Another obscure question from someone that's got his fingers in the machine fiddling with it... what is the file format of the file normally seen in
/System/Library/CoreServices/.disk_label
? It's a hidden file, and is created by the system when a volume is blessed for booting on intel. There is an associated file .disk_label.contentDetails that contains the name of the volume, but .disk_label is a graphic rendering of the words. This is the image drawn below the volume icon when using the boot picker by holding Option when booting. It uses this to be able to render the name in any alphabet without loading any font files I'm sure.

I believe in Helvetica 10pt. I understand the file format roughly, it's very basic. First byte is $01. 2-3 are the width in pixels, 4-5 are the height in pixels, and the w*h next bytes are the graphic. (size fits exactly, I'm confident I understand this part of it)

Problem is I'm not sure where the pixel data comes from. It's in row-major order, one byte per pixel. It's NOT greyscale. I'm presuming it's using a lookup table or color palate or something. I'd like to be able to place my own graphic on the labels, rather than relying on the OS to render it. Maybe add color if I can. Just playin' here, but been curious about this for awhile.
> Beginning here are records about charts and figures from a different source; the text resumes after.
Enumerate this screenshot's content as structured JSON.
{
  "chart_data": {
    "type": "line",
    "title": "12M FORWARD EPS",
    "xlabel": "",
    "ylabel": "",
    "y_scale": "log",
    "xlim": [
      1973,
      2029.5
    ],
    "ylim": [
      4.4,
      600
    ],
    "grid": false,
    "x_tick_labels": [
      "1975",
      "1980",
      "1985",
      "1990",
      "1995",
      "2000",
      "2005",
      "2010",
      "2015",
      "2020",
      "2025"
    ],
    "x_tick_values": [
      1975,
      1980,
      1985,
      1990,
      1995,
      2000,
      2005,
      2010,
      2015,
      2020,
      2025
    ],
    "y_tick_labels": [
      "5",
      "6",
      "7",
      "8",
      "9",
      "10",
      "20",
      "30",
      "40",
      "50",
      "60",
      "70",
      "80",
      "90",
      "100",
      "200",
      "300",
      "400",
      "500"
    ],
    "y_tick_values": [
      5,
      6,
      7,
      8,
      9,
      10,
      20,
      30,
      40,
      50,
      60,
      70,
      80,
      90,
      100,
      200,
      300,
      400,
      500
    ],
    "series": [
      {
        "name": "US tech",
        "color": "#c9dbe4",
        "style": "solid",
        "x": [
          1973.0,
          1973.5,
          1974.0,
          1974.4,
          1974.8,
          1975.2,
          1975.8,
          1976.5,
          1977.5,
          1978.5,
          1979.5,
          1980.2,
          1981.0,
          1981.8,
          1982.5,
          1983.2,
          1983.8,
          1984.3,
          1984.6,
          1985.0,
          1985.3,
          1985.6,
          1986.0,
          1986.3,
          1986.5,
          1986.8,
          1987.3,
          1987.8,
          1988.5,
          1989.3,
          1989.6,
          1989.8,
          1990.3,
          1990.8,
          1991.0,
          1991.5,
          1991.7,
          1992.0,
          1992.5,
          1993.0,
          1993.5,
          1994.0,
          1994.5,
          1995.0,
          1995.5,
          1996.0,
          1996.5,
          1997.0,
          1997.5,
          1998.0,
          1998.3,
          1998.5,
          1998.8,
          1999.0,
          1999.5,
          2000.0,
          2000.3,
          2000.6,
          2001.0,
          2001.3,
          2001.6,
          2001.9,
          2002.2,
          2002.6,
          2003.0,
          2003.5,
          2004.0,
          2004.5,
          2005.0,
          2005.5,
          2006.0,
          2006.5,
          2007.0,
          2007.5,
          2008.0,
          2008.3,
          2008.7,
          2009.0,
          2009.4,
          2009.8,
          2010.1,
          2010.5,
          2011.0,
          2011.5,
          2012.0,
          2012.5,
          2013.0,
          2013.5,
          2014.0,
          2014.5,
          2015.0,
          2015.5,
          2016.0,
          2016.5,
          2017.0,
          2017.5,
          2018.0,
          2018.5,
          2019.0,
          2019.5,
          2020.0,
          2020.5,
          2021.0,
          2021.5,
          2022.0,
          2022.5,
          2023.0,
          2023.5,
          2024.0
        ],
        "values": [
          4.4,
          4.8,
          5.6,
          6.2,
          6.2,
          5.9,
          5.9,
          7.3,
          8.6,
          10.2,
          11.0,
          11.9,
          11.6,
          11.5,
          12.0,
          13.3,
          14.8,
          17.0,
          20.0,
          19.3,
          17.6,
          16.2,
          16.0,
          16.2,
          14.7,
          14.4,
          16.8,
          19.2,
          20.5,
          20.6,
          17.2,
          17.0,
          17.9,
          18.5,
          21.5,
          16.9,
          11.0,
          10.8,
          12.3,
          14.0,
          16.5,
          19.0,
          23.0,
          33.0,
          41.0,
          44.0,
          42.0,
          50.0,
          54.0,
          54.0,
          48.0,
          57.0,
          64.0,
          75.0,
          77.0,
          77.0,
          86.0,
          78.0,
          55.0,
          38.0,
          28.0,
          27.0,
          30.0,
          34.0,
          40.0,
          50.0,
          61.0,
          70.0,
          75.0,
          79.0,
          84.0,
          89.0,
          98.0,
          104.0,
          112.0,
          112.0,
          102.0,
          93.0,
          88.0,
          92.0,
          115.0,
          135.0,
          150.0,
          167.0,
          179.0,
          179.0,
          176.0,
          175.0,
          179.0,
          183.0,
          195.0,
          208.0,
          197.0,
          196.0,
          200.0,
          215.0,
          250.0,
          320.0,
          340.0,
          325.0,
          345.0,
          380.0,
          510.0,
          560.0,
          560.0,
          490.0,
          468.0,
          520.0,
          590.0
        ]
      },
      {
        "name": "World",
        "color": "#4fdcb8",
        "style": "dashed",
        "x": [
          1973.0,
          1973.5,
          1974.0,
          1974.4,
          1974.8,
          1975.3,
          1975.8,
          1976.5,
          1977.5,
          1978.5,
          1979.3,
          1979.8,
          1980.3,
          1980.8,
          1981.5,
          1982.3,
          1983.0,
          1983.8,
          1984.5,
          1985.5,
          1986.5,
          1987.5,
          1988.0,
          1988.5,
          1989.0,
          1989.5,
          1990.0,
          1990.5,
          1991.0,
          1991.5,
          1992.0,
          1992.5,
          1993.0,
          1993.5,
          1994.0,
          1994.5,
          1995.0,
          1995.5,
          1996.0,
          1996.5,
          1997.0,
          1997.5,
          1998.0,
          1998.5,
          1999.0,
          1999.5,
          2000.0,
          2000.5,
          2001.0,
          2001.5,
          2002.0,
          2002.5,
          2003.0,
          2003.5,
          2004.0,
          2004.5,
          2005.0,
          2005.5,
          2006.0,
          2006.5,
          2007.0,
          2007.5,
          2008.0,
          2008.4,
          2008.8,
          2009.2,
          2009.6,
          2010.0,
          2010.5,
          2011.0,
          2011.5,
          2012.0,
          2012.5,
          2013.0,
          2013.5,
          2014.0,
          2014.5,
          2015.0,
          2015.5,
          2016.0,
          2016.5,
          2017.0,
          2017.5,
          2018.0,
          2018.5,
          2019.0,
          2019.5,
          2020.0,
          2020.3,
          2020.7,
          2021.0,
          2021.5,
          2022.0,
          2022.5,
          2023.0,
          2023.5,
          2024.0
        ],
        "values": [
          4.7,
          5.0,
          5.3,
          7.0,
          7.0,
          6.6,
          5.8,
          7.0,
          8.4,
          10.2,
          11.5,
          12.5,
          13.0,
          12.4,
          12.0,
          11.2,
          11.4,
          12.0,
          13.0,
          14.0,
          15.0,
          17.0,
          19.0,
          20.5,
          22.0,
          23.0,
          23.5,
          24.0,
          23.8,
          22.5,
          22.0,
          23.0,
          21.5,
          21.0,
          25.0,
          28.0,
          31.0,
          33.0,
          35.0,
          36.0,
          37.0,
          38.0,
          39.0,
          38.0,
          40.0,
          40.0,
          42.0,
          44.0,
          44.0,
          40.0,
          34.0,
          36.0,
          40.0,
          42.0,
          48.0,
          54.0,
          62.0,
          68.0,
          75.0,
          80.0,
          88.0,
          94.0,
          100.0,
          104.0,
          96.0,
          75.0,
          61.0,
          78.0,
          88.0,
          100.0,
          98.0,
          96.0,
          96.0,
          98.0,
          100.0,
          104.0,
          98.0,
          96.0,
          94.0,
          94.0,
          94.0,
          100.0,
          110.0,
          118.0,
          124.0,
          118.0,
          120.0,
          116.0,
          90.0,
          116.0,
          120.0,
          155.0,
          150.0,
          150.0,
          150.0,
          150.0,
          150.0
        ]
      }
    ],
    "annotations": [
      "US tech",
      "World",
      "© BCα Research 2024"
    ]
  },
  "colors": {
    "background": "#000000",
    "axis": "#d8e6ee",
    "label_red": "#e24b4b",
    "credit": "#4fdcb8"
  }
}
So, anyone know? Google doesn't work properly when searching for ".disk_label", it seems to search without the quotes which is unusual, and google is flooded with hits on the dos "disklabel" command.

Before you ask, I've already tried using preview and graphicconverter to save a shot of the label at the correct size but it always makes files much larger. (1-8k) The disklabel file in this case was something like 617 bytes, much smaller. Not tiff or bmp.